Bergen County Prosecutor John L. Molinelli characterized 19-year-old Aakash Dalal, a New Brunswick resident who is believed to have been enrolled at Rutgers University at one time, as an instigator in the firebombings allegedly carried out in January by then-19-year-old Anthony Graziano, though Dalal is not believed to have participated in the acts themselves.
Both men grew up in the northern New Jersey town of Lodi, about 15 miles west of New York City, and met in middle school. Molinelli described their relationship as one of teacher and student, with Dalal playing the role of teacher,
Dalal was arrested Friday morning and was being held on $2.5 million bail. His first court appearance was scheduled for Monday. He is charged with conspiracy, aggravated arson, bias intimidation and criminal mischief.

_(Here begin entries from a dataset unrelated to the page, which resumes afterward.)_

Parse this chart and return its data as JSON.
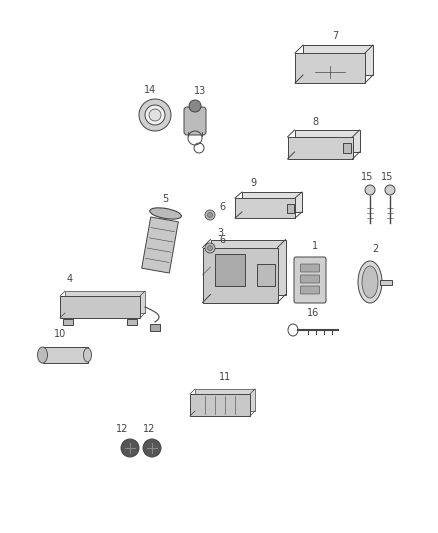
{
  "bg_color": "#ffffff",
  "line_color": "#444444",
  "figsize": [
    4.38,
    5.33
  ],
  "dpi": 100,
  "label_fs": 7,
  "lw": 0.7
}
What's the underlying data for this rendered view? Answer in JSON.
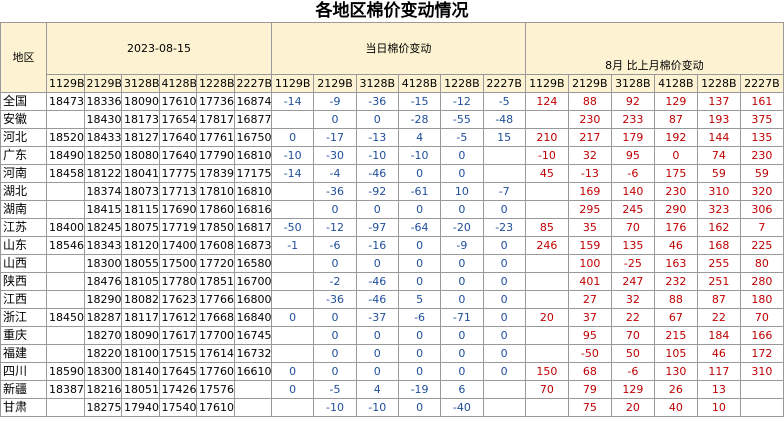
{
  "title": "各地区棉价变动情况",
  "header": {
    "region": "地区",
    "date": "2023-08-15",
    "daily": "当日棉价变动",
    "monthly": "8月 比上月棉价变动",
    "codes": [
      "1129B",
      "2129B",
      "3128B",
      "4128B",
      "1228B",
      "2227B"
    ]
  },
  "rows": [
    [
      "全国",
      [
        18473,
        18336,
        18090,
        17610,
        17736,
        16874
      ],
      [
        -14,
        -9,
        -36,
        -15,
        -12,
        -5
      ],
      [
        124,
        88,
        92,
        129,
        137,
        161
      ]
    ],
    [
      "安徽",
      [
        null,
        18430,
        18173,
        17654,
        17817,
        16877
      ],
      [
        null,
        0,
        0,
        -28,
        -55,
        -48
      ],
      [
        null,
        230,
        233,
        87,
        193,
        375
      ]
    ],
    [
      "河北",
      [
        18520,
        18433,
        18127,
        17640,
        17761,
        16750
      ],
      [
        0,
        -17,
        -13,
        4,
        -5,
        15
      ],
      [
        210,
        217,
        179,
        192,
        144,
        135
      ]
    ],
    [
      "广东",
      [
        18490,
        18250,
        18080,
        17640,
        17790,
        16810
      ],
      [
        -10,
        -30,
        -10,
        -10,
        0,
        null
      ],
      [
        -10,
        32,
        95,
        0,
        74,
        230
      ]
    ],
    [
      "河南",
      [
        18458,
        18122,
        18041,
        17775,
        17839,
        17175
      ],
      [
        -14,
        -4,
        -46,
        0,
        0,
        null
      ],
      [
        45,
        -13,
        -6,
        175,
        59,
        59
      ]
    ],
    [
      "湖北",
      [
        null,
        18374,
        18073,
        17713,
        17810,
        16810
      ],
      [
        null,
        -36,
        -92,
        -61,
        10,
        -7
      ],
      [
        null,
        169,
        140,
        230,
        310,
        320
      ]
    ],
    [
      "湖南",
      [
        null,
        18415,
        18115,
        17690,
        17860,
        16816
      ],
      [
        null,
        0,
        0,
        0,
        0,
        0
      ],
      [
        null,
        295,
        245,
        290,
        323,
        306
      ]
    ],
    [
      "江苏",
      [
        18400,
        18245,
        18075,
        17719,
        17850,
        16817
      ],
      [
        -50,
        -12,
        -97,
        -64,
        -20,
        -23
      ],
      [
        85,
        35,
        70,
        176,
        162,
        7
      ]
    ],
    [
      "山东",
      [
        18546,
        18343,
        18120,
        17400,
        17608,
        16873
      ],
      [
        -1,
        -6,
        -16,
        0,
        -9,
        0
      ],
      [
        246,
        159,
        135,
        46,
        168,
        225
      ]
    ],
    [
      "山西",
      [
        null,
        18300,
        18055,
        17500,
        17720,
        16580
      ],
      [
        null,
        0,
        0,
        0,
        0,
        0
      ],
      [
        null,
        100,
        -25,
        163,
        255,
        80
      ]
    ],
    [
      "陕西",
      [
        null,
        18476,
        18105,
        17780,
        17851,
        16700
      ],
      [
        null,
        -2,
        -46,
        0,
        0,
        0
      ],
      [
        null,
        401,
        247,
        232,
        251,
        280
      ]
    ],
    [
      "江西",
      [
        null,
        18290,
        18082,
        17623,
        17766,
        16800
      ],
      [
        null,
        -36,
        -46,
        5,
        0,
        0
      ],
      [
        null,
        27,
        32,
        88,
        87,
        180
      ]
    ],
    [
      "浙江",
      [
        18450,
        18287,
        18117,
        17612,
        17668,
        16840
      ],
      [
        0,
        0,
        -37,
        -6,
        -71,
        0
      ],
      [
        20,
        37,
        22,
        67,
        22,
        70
      ]
    ],
    [
      "重庆",
      [
        null,
        18270,
        18090,
        17617,
        17700,
        16745
      ],
      [
        null,
        0,
        0,
        0,
        0,
        0
      ],
      [
        null,
        95,
        70,
        215,
        184,
        166
      ]
    ],
    [
      "福建",
      [
        null,
        18220,
        18100,
        17515,
        17614,
        16732
      ],
      [
        null,
        0,
        0,
        0,
        0,
        0
      ],
      [
        null,
        -50,
        50,
        105,
        46,
        172
      ]
    ],
    [
      "四川",
      [
        18590,
        18300,
        18140,
        17645,
        17760,
        16610
      ],
      [
        0,
        0,
        0,
        0,
        0,
        0
      ],
      [
        150,
        68,
        -6,
        130,
        117,
        310
      ]
    ],
    [
      "新疆",
      [
        18387,
        18216,
        18051,
        17426,
        17576,
        null
      ],
      [
        0,
        -5,
        4,
        -19,
        6,
        null
      ],
      [
        70,
        79,
        129,
        26,
        13,
        null
      ]
    ],
    [
      "甘肃",
      [
        null,
        18275,
        17940,
        17540,
        17610,
        null
      ],
      [
        null,
        -10,
        -10,
        0,
        -40,
        null
      ],
      [
        null,
        75,
        20,
        40,
        10,
        null
      ]
    ]
  ]
}
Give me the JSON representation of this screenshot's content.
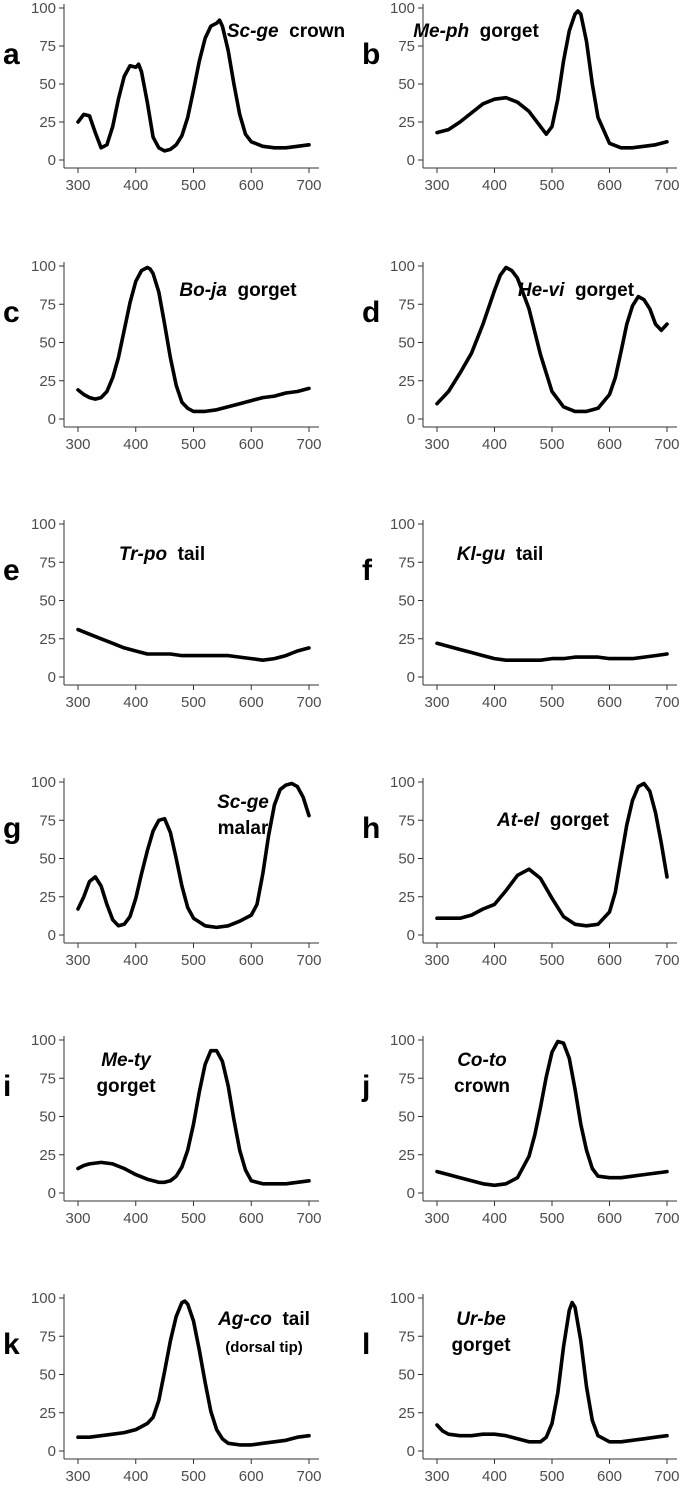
{
  "chart_data": [
    {
      "type": "line",
      "letter": "a",
      "title": {
        "species": "Sc-ge",
        "part": "crown",
        "sub": ""
      },
      "x": [
        300,
        310,
        320,
        330,
        340,
        350,
        360,
        370,
        380,
        390,
        400,
        405,
        410,
        420,
        430,
        440,
        450,
        460,
        470,
        480,
        490,
        500,
        510,
        520,
        530,
        540,
        545,
        550,
        560,
        570,
        580,
        590,
        600,
        620,
        640,
        660,
        680,
        700
      ],
      "values": [
        25,
        30,
        29,
        18,
        8,
        10,
        22,
        40,
        55,
        62,
        61,
        63,
        58,
        38,
        15,
        8,
        6,
        7,
        10,
        16,
        28,
        46,
        65,
        80,
        88,
        90,
        92,
        88,
        72,
        50,
        30,
        17,
        12,
        9,
        8,
        8,
        9,
        10
      ],
      "xlim": [
        300,
        700
      ],
      "ylim": [
        0,
        100
      ],
      "xticks": [
        300,
        400,
        500,
        600,
        700
      ],
      "yticks": [
        0,
        25,
        50,
        75,
        100
      ],
      "grid": false
    },
    {
      "type": "line",
      "letter": "b",
      "title": {
        "species": "Me-ph",
        "part": "gorget",
        "sub": ""
      },
      "x": [
        300,
        320,
        340,
        360,
        380,
        400,
        420,
        440,
        460,
        480,
        490,
        500,
        510,
        520,
        530,
        540,
        545,
        550,
        560,
        570,
        580,
        600,
        620,
        640,
        660,
        680,
        700
      ],
      "values": [
        18,
        20,
        25,
        31,
        37,
        40,
        41,
        38,
        32,
        22,
        17,
        22,
        40,
        65,
        85,
        96,
        98,
        96,
        78,
        50,
        28,
        11,
        8,
        8,
        9,
        10,
        12
      ],
      "xlim": [
        300,
        700
      ],
      "ylim": [
        0,
        100
      ],
      "xticks": [
        300,
        400,
        500,
        600,
        700
      ],
      "yticks": [
        0,
        25,
        50,
        75,
        100
      ],
      "grid": false
    },
    {
      "type": "line",
      "letter": "c",
      "title": {
        "species": "Bo-ja",
        "part": "gorget",
        "sub": ""
      },
      "x": [
        300,
        310,
        320,
        330,
        340,
        350,
        360,
        370,
        380,
        390,
        400,
        410,
        420,
        425,
        430,
        440,
        450,
        460,
        470,
        480,
        490,
        500,
        510,
        520,
        540,
        560,
        580,
        600,
        620,
        640,
        660,
        680,
        700
      ],
      "values": [
        19,
        16,
        14,
        13,
        14,
        18,
        27,
        40,
        58,
        76,
        90,
        97,
        99,
        98,
        95,
        83,
        62,
        40,
        22,
        11,
        7,
        5,
        5,
        5,
        6,
        8,
        10,
        12,
        14,
        15,
        17,
        18,
        20
      ],
      "xlim": [
        300,
        700
      ],
      "ylim": [
        0,
        100
      ],
      "xticks": [
        300,
        400,
        500,
        600,
        700
      ],
      "yticks": [
        0,
        25,
        50,
        75,
        100
      ],
      "grid": false
    },
    {
      "type": "line",
      "letter": "d",
      "title": {
        "species": "He-vi",
        "part": "gorget",
        "sub": ""
      },
      "x": [
        300,
        320,
        340,
        360,
        380,
        400,
        410,
        420,
        430,
        440,
        460,
        480,
        500,
        520,
        540,
        560,
        580,
        600,
        610,
        620,
        630,
        640,
        650,
        660,
        670,
        680,
        690,
        700
      ],
      "values": [
        10,
        18,
        30,
        43,
        62,
        84,
        94,
        99,
        97,
        92,
        72,
        42,
        18,
        8,
        5,
        5,
        7,
        16,
        27,
        44,
        62,
        74,
        80,
        78,
        72,
        62,
        58,
        62
      ],
      "xlim": [
        300,
        700
      ],
      "ylim": [
        0,
        100
      ],
      "xticks": [
        300,
        400,
        500,
        600,
        700
      ],
      "yticks": [
        0,
        25,
        50,
        75,
        100
      ],
      "grid": false
    },
    {
      "type": "line",
      "letter": "e",
      "title": {
        "species": "Tr-po",
        "part": "tail",
        "sub": ""
      },
      "x": [
        300,
        320,
        340,
        360,
        380,
        400,
        420,
        440,
        460,
        480,
        500,
        520,
        540,
        560,
        580,
        600,
        620,
        640,
        660,
        680,
        700
      ],
      "values": [
        31,
        28,
        25,
        22,
        19,
        17,
        15,
        15,
        15,
        14,
        14,
        14,
        14,
        14,
        13,
        12,
        11,
        12,
        14,
        17,
        19
      ],
      "xlim": [
        300,
        700
      ],
      "ylim": [
        0,
        100
      ],
      "xticks": [
        300,
        400,
        500,
        600,
        700
      ],
      "yticks": [
        0,
        25,
        50,
        75,
        100
      ],
      "grid": false
    },
    {
      "type": "line",
      "letter": "f",
      "title": {
        "species": "Kl-gu",
        "part": "tail",
        "sub": ""
      },
      "x": [
        300,
        320,
        340,
        360,
        380,
        400,
        420,
        440,
        460,
        480,
        500,
        520,
        540,
        560,
        580,
        600,
        620,
        640,
        660,
        680,
        700
      ],
      "values": [
        22,
        20,
        18,
        16,
        14,
        12,
        11,
        11,
        11,
        11,
        12,
        12,
        13,
        13,
        13,
        12,
        12,
        12,
        13,
        14,
        15
      ],
      "xlim": [
        300,
        700
      ],
      "ylim": [
        0,
        100
      ],
      "xticks": [
        300,
        400,
        500,
        600,
        700
      ],
      "yticks": [
        0,
        25,
        50,
        75,
        100
      ],
      "grid": false
    },
    {
      "type": "line",
      "letter": "g",
      "title": {
        "species": "Sc-ge",
        "part": "",
        "sub": "malar"
      },
      "x": [
        300,
        310,
        320,
        330,
        340,
        350,
        360,
        370,
        380,
        390,
        400,
        410,
        420,
        430,
        440,
        450,
        460,
        470,
        480,
        490,
        500,
        520,
        540,
        560,
        580,
        600,
        610,
        620,
        630,
        640,
        650,
        660,
        670,
        680,
        690,
        700
      ],
      "values": [
        17,
        25,
        35,
        38,
        32,
        20,
        10,
        6,
        7,
        12,
        24,
        40,
        55,
        68,
        75,
        76,
        67,
        50,
        32,
        18,
        11,
        6,
        5,
        6,
        9,
        13,
        20,
        40,
        65,
        85,
        95,
        98,
        99,
        97,
        90,
        78
      ],
      "xlim": [
        300,
        700
      ],
      "ylim": [
        0,
        100
      ],
      "xticks": [
        300,
        400,
        500,
        600,
        700
      ],
      "yticks": [
        0,
        25,
        50,
        75,
        100
      ],
      "grid": false
    },
    {
      "type": "line",
      "letter": "h",
      "title": {
        "species": "At-el",
        "part": "gorget",
        "sub": ""
      },
      "x": [
        300,
        320,
        340,
        360,
        380,
        400,
        420,
        440,
        460,
        480,
        500,
        520,
        540,
        560,
        580,
        600,
        610,
        620,
        630,
        640,
        650,
        660,
        670,
        680,
        690,
        700
      ],
      "values": [
        11,
        11,
        11,
        13,
        17,
        20,
        29,
        39,
        43,
        37,
        24,
        12,
        7,
        6,
        7,
        15,
        28,
        50,
        72,
        88,
        97,
        99,
        94,
        80,
        60,
        38
      ],
      "xlim": [
        300,
        700
      ],
      "ylim": [
        0,
        100
      ],
      "xticks": [
        300,
        400,
        500,
        600,
        700
      ],
      "yticks": [
        0,
        25,
        50,
        75,
        100
      ],
      "grid": false
    },
    {
      "type": "line",
      "letter": "i",
      "title": {
        "species": "Me-ty",
        "part": "",
        "sub": "gorget"
      },
      "x": [
        300,
        310,
        320,
        340,
        360,
        380,
        400,
        420,
        440,
        450,
        460,
        470,
        480,
        490,
        500,
        510,
        520,
        530,
        540,
        550,
        560,
        570,
        580,
        590,
        600,
        620,
        640,
        660,
        680,
        700
      ],
      "values": [
        16,
        18,
        19,
        20,
        19,
        16,
        12,
        9,
        7,
        7,
        8,
        11,
        17,
        28,
        45,
        66,
        84,
        93,
        93,
        86,
        70,
        48,
        28,
        15,
        8,
        6,
        6,
        6,
        7,
        8
      ],
      "xlim": [
        300,
        700
      ],
      "ylim": [
        0,
        100
      ],
      "xticks": [
        300,
        400,
        500,
        600,
        700
      ],
      "yticks": [
        0,
        25,
        50,
        75,
        100
      ],
      "grid": false
    },
    {
      "type": "line",
      "letter": "j",
      "title": {
        "species": "Co-to",
        "part": "",
        "sub": "crown"
      },
      "x": [
        300,
        320,
        340,
        360,
        380,
        400,
        420,
        440,
        460,
        470,
        480,
        490,
        500,
        510,
        520,
        530,
        540,
        550,
        560,
        570,
        580,
        600,
        620,
        640,
        660,
        680,
        700
      ],
      "values": [
        14,
        12,
        10,
        8,
        6,
        5,
        6,
        10,
        24,
        38,
        56,
        76,
        92,
        99,
        98,
        88,
        68,
        45,
        28,
        16,
        11,
        10,
        10,
        11,
        12,
        13,
        14
      ],
      "xlim": [
        300,
        700
      ],
      "ylim": [
        0,
        100
      ],
      "xticks": [
        300,
        400,
        500,
        600,
        700
      ],
      "yticks": [
        0,
        25,
        50,
        75,
        100
      ],
      "grid": false
    },
    {
      "type": "line",
      "letter": "k",
      "title": {
        "species": "Ag-co",
        "part": "tail",
        "sub": "(dorsal tip)"
      },
      "x": [
        300,
        320,
        340,
        360,
        380,
        400,
        420,
        430,
        440,
        450,
        460,
        470,
        480,
        485,
        490,
        500,
        510,
        520,
        530,
        540,
        550,
        560,
        580,
        600,
        620,
        640,
        660,
        680,
        700
      ],
      "values": [
        9,
        9,
        10,
        11,
        12,
        14,
        18,
        22,
        33,
        52,
        72,
        88,
        97,
        98,
        96,
        85,
        66,
        45,
        26,
        14,
        8,
        5,
        4,
        4,
        5,
        6,
        7,
        9,
        10
      ],
      "xlim": [
        300,
        700
      ],
      "ylim": [
        0,
        100
      ],
      "xticks": [
        300,
        400,
        500,
        600,
        700
      ],
      "yticks": [
        0,
        25,
        50,
        75,
        100
      ],
      "grid": false
    },
    {
      "type": "line",
      "letter": "l",
      "title": {
        "species": "Ur-be",
        "part": "",
        "sub": "gorget"
      },
      "x": [
        300,
        310,
        320,
        340,
        360,
        380,
        400,
        420,
        440,
        460,
        480,
        490,
        500,
        510,
        520,
        530,
        535,
        540,
        550,
        560,
        570,
        580,
        600,
        620,
        640,
        660,
        680,
        700
      ],
      "values": [
        17,
        13,
        11,
        10,
        10,
        11,
        11,
        10,
        8,
        6,
        6,
        9,
        18,
        38,
        68,
        92,
        97,
        94,
        72,
        42,
        20,
        10,
        6,
        6,
        7,
        8,
        9,
        10
      ],
      "xlim": [
        300,
        700
      ],
      "ylim": [
        0,
        100
      ],
      "xticks": [
        300,
        400,
        500,
        600,
        700
      ],
      "yticks": [
        0,
        25,
        50,
        75,
        100
      ],
      "grid": false
    }
  ]
}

"He is obviously upset," attorney Chris DiLorenzo, representing Dalal, said. "He is an intelligent young man and is mainly concerned about himself and his family at this time."
For the first time, authorities linked the two firebombings and another attempted firebombing with two earlier spray painting incidents at area synagogues. Both men are alleged to have participated in the spray painting, while Graziano allegedly carried out the firebombings himself, with encouragement from Dalal. Molinelli said a series of emails and texts between the two showed them discussing how to carry out the bombings.
"You could see how Graziano gradually became much more sophisticated in what he was doing," Molinelli said. "There was development, and there was rising sophistication with each incident, which showed how calculating and well planned each incident was."
On the morning of Jan. 3, authorities responded to a fire at Congregation K'Hal Adath Jeshuran in Paramus, when members smelled gas in the building and contacted authorities. Fire and police officials determined an accelerant had been used in the rear of the building to start a fire. The fire had quickly burned itself out, and no injuries were reported.
Eight days later, police said Molotov cocktails were thrown at Congregation Beth El in Rutherford, igniting a fire in the second-floor bedroom of Rabbi Nosson Schuman's residence. The rabbi, his wife, five children and his parents were sleeping at the time and escaped serious injury.
A few days after Graziano's Jan. 24 arrest, authorities found several Molotov cocktails made from glass beer bottles that they said they were able to traced to Graziano, in a wooded area about 100 yards from the Paramus Jewish Community Center.
In the weeks leading up to the fire bombings, anti-Semitic graffiti was discovered at synagogues in Hackensack and Maywood, according to police.
The attacks kept Jewish residents of the ethnically and religiously diverse communities of Bergen County, part of the New York metropolitan area, on edge for weeks until Graziano's arrest. The incidents prompted Bergen County authorities to institute round-the-clock police patrols of houses of worship and ethnic community centers.
Graziano has pleaded not guilty to charges including nine counts of attempted murder. He initially was held on $5 million bail but that was later reduced by a judge to $2.5 million.